Derivatives of 2-phenylindole and carbazole as host materials for phosphorescent organic light emitting diodes

Abstract

Synthesis and thermal, electrochemical, photophysical and charge-transporting properties of the derivatives of carbazole and 2-phenylindole are reported. Compounds with reactive functional groups are emphasized. Two compounds form molecular glasses with the glass transition temperatures of 57 °C and 134 °C. The synthesized compounds absorb electromagnetic radiation in the range of 200–375 nm and emit in the range of 350–550 nm. Their solutions exhibit Stokes shifts up to 81 nm. Their triplet energy levels were found to be in the range of 2.88–3.04 eV. The ionization potentials of the synthesized compounds were found to range from 5.45 eV to 5.88 eV. The ability of photopolymerization in the solid state of the synthesized monomers was demonstrated by ATR-FTIR spectroscopy. The charge transporting properties were studied by the space-charge-limited current (SCLC) method.
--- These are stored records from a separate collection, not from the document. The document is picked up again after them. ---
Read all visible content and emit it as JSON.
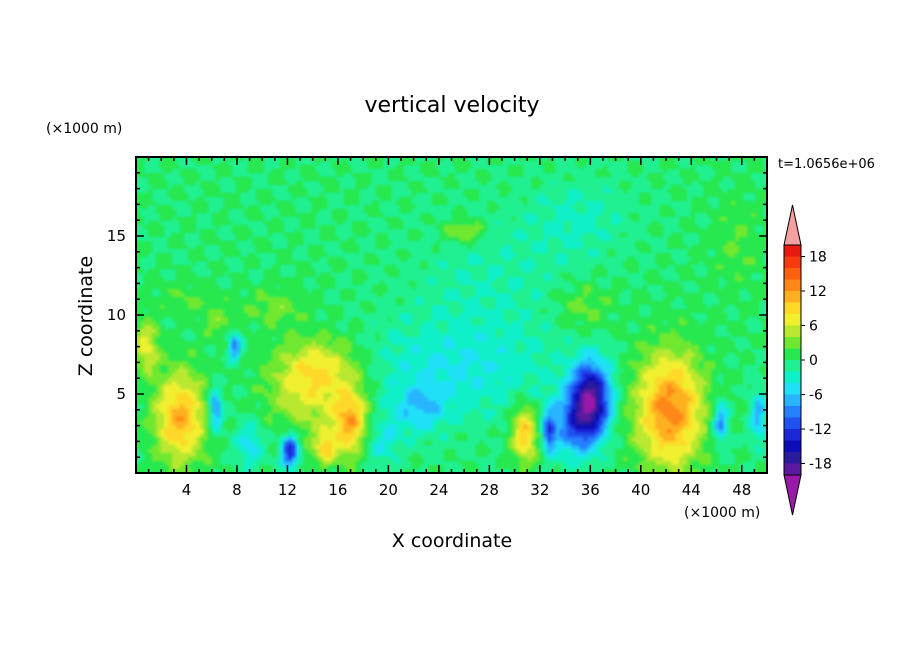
{
  "chart_data": {
    "type": "heatmap",
    "title": "vertical velocity",
    "xlabel": "X coordinate",
    "ylabel": "Z coordinate",
    "x_unit": "(×1000 m)",
    "y_unit": "(×1000 m)",
    "time_label": "t=1.0656e+06",
    "xlim": [
      0,
      50
    ],
    "ylim": [
      0,
      20
    ],
    "x_ticks": [
      4,
      8,
      12,
      16,
      20,
      24,
      28,
      32,
      36,
      40,
      44,
      48
    ],
    "y_ticks": [
      5,
      10,
      15
    ],
    "colorbar": {
      "min": -20,
      "max": 20,
      "tick_values": [
        18,
        12,
        6,
        0,
        -6,
        -12,
        -18
      ],
      "tick_labels": [
        "18",
        "12",
        "6",
        "0",
        "-6",
        "-12",
        "-18"
      ],
      "levels": [
        {
          "from": -21,
          "to": -20,
          "color": "#9a1aa8"
        },
        {
          "from": -20,
          "to": -18,
          "color": "#5a1aa0"
        },
        {
          "from": -18,
          "to": -16,
          "color": "#2a1a9c"
        },
        {
          "from": -16,
          "to": -14,
          "color": "#0c0cb8"
        },
        {
          "from": -14,
          "to": -12,
          "color": "#1a26d8"
        },
        {
          "from": -12,
          "to": -10,
          "color": "#1f50f0"
        },
        {
          "from": -10,
          "to": -8,
          "color": "#2580ff"
        },
        {
          "from": -8,
          "to": -6,
          "color": "#28b4ff"
        },
        {
          "from": -6,
          "to": -4,
          "color": "#20e0f8"
        },
        {
          "from": -4,
          "to": -2,
          "color": "#10f0c8"
        },
        {
          "from": -2,
          "to": 0,
          "color": "#20f090"
        },
        {
          "from": 0,
          "to": 2,
          "color": "#28e850"
        },
        {
          "from": 2,
          "to": 4,
          "color": "#70e830"
        },
        {
          "from": 4,
          "to": 6,
          "color": "#b8e830"
        },
        {
          "from": 6,
          "to": 8,
          "color": "#f0f030"
        },
        {
          "from": 8,
          "to": 10,
          "color": "#ffd828"
        },
        {
          "from": 10,
          "to": 12,
          "color": "#ffb020"
        },
        {
          "from": 12,
          "to": 14,
          "color": "#ff8818"
        },
        {
          "from": 14,
          "to": 16,
          "color": "#ff6010"
        },
        {
          "from": 16,
          "to": 18,
          "color": "#f83a10"
        },
        {
          "from": 18,
          "to": 20,
          "color": "#e81a10"
        },
        {
          "from": 20,
          "to": 21,
          "color": "#f4a0a0"
        }
      ]
    },
    "background_value": 0,
    "field_features": [
      {
        "x": 3.5,
        "z": 3.5,
        "sx": 2.0,
        "sz": 2.8,
        "w": 11
      },
      {
        "x": 0.8,
        "z": 8.0,
        "sx": 1.0,
        "sz": 1.6,
        "w": 7
      },
      {
        "x": 14.5,
        "z": 6.5,
        "sx": 3.5,
        "sz": 2.0,
        "w": 8
      },
      {
        "x": 17.0,
        "z": 3.2,
        "sx": 1.4,
        "sz": 2.0,
        "w": 11
      },
      {
        "x": 13.5,
        "z": 4.0,
        "sx": 3.0,
        "sz": 2.5,
        "w": 4
      },
      {
        "x": 12.2,
        "z": 1.4,
        "sx": 0.7,
        "sz": 1.1,
        "w": -14
      },
      {
        "x": 15.0,
        "z": 1.6,
        "sx": 0.8,
        "sz": 1.0,
        "w": 8
      },
      {
        "x": 6.3,
        "z": 4.0,
        "sx": 0.5,
        "sz": 1.3,
        "w": -10
      },
      {
        "x": 7.8,
        "z": 8.0,
        "sx": 0.5,
        "sz": 0.9,
        "w": -9
      },
      {
        "x": 36.0,
        "z": 4.6,
        "sx": 1.5,
        "sz": 2.3,
        "w": -19
      },
      {
        "x": 34.5,
        "z": 3.0,
        "sx": 1.8,
        "sz": 2.0,
        "w": -8
      },
      {
        "x": 42.3,
        "z": 4.0,
        "sx": 2.6,
        "sz": 3.6,
        "w": 13
      },
      {
        "x": 30.8,
        "z": 2.5,
        "sx": 1.0,
        "sz": 1.8,
        "w": 10
      },
      {
        "x": 32.7,
        "z": 2.6,
        "sx": 0.5,
        "sz": 1.2,
        "w": -10
      },
      {
        "x": 46.3,
        "z": 3.2,
        "sx": 0.6,
        "sz": 1.3,
        "w": -9
      },
      {
        "x": 49.3,
        "z": 3.6,
        "sx": 0.6,
        "sz": 1.6,
        "w": -7
      },
      {
        "x": 26.0,
        "z": 15.3,
        "sx": 1.6,
        "sz": 0.7,
        "w": 5
      },
      {
        "x": 25.0,
        "z": 6.5,
        "sx": 8.0,
        "sz": 3.0,
        "w": -4
      },
      {
        "x": 22.5,
        "z": 4.0,
        "sx": 2.0,
        "sz": 1.5,
        "w": -5
      },
      {
        "x": 11.0,
        "z": 10.5,
        "sx": 2.5,
        "sz": 1.2,
        "w": 3
      },
      {
        "x": 35.5,
        "z": 10.5,
        "sx": 2.2,
        "sz": 1.5,
        "w": 3
      },
      {
        "x": 6.5,
        "z": 9.5,
        "sx": 1.2,
        "sz": 1.0,
        "w": 3
      },
      {
        "x": 4.0,
        "z": 11.0,
        "sx": 2.5,
        "sz": 1.0,
        "w": 2
      },
      {
        "x": 28.0,
        "z": 12.0,
        "sx": 6.0,
        "sz": 4.0,
        "w": -2
      },
      {
        "x": 35.0,
        "z": 16.0,
        "sx": 4.0,
        "sz": 2.5,
        "w": -2.5
      },
      {
        "x": 47.5,
        "z": 14.5,
        "sx": 2.0,
        "sz": 3.0,
        "w": 2
      },
      {
        "x": 19.5,
        "z": 2.0,
        "sx": 1.5,
        "sz": 1.5,
        "w": -4
      },
      {
        "x": 9.0,
        "z": 1.8,
        "sx": 1.2,
        "sz": 1.4,
        "w": -5
      }
    ]
  }
}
The zero-field hole mobilities reaching 1.97 × 10−5 cm2 V−1s−1 were observed. According to the results of characterization, two compounds were selected for studying them as the hosts in blue and green phosphorescent organic light emitting diodes. The best fabricated device consisting of indium tin oxide anode, hole-transporting layer, emitting layer with 3-((1-(4-vinylbenzyl)-2-phenyl-1H-indol-3-yl)methyl)-9-ethyl-9H-carbazole as a host and the green emitter, electron transporting layer and calcium layer topped with aluminum layer as cathode, exhibited the maximum current, power, and external quantum efficiencies of 10.3 cd/A, 7.2 lm/W, 2.9%, respectively, in the absence of light out-coupling enhancement. The devices based on the twin derivatives of 2-phenylindolylcarbazolylmethane demonstrated the relatively low values of the turn-on voltages of 3.7 and 3.1 V as well as the efficiency roll-offs of 12.5 and 22.7%.